August 1833.—You true friend, not to despair of my future! These cowards cannot realise that, all the time, I am learning, observing, gathering ideas and knowledge. Bending before the storm, I still grow; the wind does but blow off a few leaves; the green fruit upon my branches holds too firmly to be shaken off. Your trust helps and encourages me.

“Have I told you of my parting with Henriette—of our scenes, despair, reproaches, which ended in my taking poison? Her protestations of love and sorrow brought back my desire to live; I took an emetic, was ill three days and am still alive! In her self-abasement she offered to do anything I chose, but now she begins to hesitate again. I will wait no more and have written that, unless she goes with me to the Town Hall on Saturday to be married, I leave for Berlin at once.

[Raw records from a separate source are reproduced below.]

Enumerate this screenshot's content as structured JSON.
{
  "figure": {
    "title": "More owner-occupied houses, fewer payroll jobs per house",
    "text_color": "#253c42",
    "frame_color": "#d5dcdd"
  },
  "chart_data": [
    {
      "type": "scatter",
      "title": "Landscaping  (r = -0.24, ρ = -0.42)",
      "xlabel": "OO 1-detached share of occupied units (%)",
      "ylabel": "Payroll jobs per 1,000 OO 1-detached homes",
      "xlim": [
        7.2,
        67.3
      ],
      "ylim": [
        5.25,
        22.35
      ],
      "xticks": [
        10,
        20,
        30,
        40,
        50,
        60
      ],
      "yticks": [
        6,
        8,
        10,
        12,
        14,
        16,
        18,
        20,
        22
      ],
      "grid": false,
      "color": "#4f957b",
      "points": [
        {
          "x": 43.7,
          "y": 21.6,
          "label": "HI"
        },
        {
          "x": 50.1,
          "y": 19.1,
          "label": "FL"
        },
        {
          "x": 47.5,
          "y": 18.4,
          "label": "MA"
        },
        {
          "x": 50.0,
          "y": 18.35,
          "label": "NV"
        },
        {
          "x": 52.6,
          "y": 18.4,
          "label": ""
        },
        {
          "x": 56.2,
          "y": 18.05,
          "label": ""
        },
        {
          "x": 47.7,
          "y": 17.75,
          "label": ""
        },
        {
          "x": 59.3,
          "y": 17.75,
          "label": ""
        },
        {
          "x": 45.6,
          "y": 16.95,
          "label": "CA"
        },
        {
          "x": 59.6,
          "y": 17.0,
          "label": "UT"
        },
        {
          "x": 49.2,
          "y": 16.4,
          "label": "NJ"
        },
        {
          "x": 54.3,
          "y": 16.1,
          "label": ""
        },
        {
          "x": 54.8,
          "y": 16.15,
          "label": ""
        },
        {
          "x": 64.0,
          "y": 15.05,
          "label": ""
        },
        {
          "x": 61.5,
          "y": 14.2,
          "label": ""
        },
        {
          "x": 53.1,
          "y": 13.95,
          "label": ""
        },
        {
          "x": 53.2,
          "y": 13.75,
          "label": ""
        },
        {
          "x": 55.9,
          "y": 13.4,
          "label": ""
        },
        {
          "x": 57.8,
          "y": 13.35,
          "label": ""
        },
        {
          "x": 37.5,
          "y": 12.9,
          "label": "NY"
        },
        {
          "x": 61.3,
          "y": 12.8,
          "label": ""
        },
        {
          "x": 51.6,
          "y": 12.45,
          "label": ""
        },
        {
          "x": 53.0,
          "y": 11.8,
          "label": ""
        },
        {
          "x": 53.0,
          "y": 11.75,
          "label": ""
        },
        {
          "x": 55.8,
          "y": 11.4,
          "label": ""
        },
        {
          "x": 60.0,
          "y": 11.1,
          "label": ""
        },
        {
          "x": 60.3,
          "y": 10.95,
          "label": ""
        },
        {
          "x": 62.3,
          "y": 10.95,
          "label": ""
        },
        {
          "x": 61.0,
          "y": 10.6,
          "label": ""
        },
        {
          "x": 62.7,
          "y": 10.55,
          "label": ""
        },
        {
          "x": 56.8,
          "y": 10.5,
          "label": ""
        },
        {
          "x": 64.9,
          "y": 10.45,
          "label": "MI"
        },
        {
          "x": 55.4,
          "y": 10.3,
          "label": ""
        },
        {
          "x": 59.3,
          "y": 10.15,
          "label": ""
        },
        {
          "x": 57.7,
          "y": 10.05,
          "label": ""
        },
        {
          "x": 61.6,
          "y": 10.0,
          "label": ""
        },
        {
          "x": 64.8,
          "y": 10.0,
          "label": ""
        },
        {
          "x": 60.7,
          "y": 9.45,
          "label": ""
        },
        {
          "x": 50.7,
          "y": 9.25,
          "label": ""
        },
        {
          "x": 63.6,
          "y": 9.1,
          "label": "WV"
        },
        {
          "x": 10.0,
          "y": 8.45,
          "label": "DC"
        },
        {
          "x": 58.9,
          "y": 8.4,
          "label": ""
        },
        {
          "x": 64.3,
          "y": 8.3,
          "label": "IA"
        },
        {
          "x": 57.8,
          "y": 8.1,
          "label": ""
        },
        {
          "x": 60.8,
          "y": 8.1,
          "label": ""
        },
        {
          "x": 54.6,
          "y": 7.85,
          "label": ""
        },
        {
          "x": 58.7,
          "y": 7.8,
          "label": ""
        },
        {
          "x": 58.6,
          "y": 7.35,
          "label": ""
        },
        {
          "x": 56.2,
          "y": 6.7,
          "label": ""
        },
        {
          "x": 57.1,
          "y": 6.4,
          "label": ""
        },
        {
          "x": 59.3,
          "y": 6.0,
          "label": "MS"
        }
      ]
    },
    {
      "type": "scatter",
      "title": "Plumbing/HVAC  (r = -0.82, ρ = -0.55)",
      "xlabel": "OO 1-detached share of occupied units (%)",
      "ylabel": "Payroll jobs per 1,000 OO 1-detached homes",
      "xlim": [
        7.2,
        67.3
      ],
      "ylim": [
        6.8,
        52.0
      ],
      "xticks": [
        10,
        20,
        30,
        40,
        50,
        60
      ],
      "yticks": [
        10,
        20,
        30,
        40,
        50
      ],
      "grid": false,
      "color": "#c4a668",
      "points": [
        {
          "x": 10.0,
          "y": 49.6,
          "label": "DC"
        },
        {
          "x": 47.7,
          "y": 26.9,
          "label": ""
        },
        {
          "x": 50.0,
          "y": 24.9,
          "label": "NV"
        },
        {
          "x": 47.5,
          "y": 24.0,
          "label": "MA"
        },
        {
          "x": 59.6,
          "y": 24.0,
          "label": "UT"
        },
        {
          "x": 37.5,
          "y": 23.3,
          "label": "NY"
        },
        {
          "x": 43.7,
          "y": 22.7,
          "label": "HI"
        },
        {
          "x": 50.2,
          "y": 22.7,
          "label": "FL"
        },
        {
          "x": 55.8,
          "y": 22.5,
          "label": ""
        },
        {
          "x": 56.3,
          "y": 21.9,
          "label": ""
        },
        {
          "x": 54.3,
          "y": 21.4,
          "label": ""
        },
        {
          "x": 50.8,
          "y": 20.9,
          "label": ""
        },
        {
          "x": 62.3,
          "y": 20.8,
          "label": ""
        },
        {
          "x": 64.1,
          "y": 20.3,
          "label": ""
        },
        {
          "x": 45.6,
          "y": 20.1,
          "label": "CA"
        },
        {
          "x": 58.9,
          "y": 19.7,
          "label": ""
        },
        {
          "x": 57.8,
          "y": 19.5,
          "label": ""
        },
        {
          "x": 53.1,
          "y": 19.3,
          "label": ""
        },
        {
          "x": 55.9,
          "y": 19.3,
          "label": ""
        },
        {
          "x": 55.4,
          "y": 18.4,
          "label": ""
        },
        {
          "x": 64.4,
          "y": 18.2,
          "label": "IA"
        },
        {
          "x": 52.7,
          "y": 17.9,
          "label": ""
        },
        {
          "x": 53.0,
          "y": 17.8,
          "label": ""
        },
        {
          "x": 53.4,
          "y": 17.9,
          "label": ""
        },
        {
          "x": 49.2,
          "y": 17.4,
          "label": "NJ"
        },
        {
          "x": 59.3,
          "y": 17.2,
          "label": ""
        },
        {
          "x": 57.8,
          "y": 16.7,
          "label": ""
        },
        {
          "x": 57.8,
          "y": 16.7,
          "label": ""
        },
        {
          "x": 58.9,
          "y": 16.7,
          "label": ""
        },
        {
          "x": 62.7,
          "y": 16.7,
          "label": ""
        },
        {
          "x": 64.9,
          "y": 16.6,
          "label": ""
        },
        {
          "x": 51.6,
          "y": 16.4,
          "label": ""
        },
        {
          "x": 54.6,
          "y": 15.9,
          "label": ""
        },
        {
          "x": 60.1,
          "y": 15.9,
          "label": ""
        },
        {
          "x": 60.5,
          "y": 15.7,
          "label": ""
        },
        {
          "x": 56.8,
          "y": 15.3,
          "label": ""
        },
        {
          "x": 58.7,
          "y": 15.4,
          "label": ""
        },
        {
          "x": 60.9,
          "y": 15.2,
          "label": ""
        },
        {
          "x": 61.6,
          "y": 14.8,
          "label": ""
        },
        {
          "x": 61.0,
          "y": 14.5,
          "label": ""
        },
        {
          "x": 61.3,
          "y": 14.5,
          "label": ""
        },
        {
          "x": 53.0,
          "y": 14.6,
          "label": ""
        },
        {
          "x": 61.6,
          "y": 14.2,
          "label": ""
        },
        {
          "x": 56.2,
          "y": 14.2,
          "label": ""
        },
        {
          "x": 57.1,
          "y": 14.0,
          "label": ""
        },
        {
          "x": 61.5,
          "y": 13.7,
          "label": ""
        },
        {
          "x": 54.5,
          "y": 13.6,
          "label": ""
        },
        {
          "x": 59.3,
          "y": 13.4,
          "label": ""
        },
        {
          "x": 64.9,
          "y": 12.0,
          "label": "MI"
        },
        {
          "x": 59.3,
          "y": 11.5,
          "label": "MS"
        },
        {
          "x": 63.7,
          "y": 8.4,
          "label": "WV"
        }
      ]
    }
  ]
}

She shall see that I, who for so long have languished at her feet, can rise, can leave her, can live for those who love and understand me.

“To help me to bear this horrible parting a strange chance has thrown in my way a charming girl of eighteen, who has fled from a brute who bought her—a mere child—and has kept her shut up like a slave for four years. Rather than go back to him, she says she will drown herself and my idea is to take her to Berlin, and by Spontini’s influence, place her in some chorus. I will try and make her love me, and if I succeed, I will fan into life the smouldering embers in my own heart and persuade myself that I love her. My passport is ready; I must make an end of things here. Henriette will be miserable but I have nothing to reproach myself with.

“I would give my life this minute for a month of perfect love with her.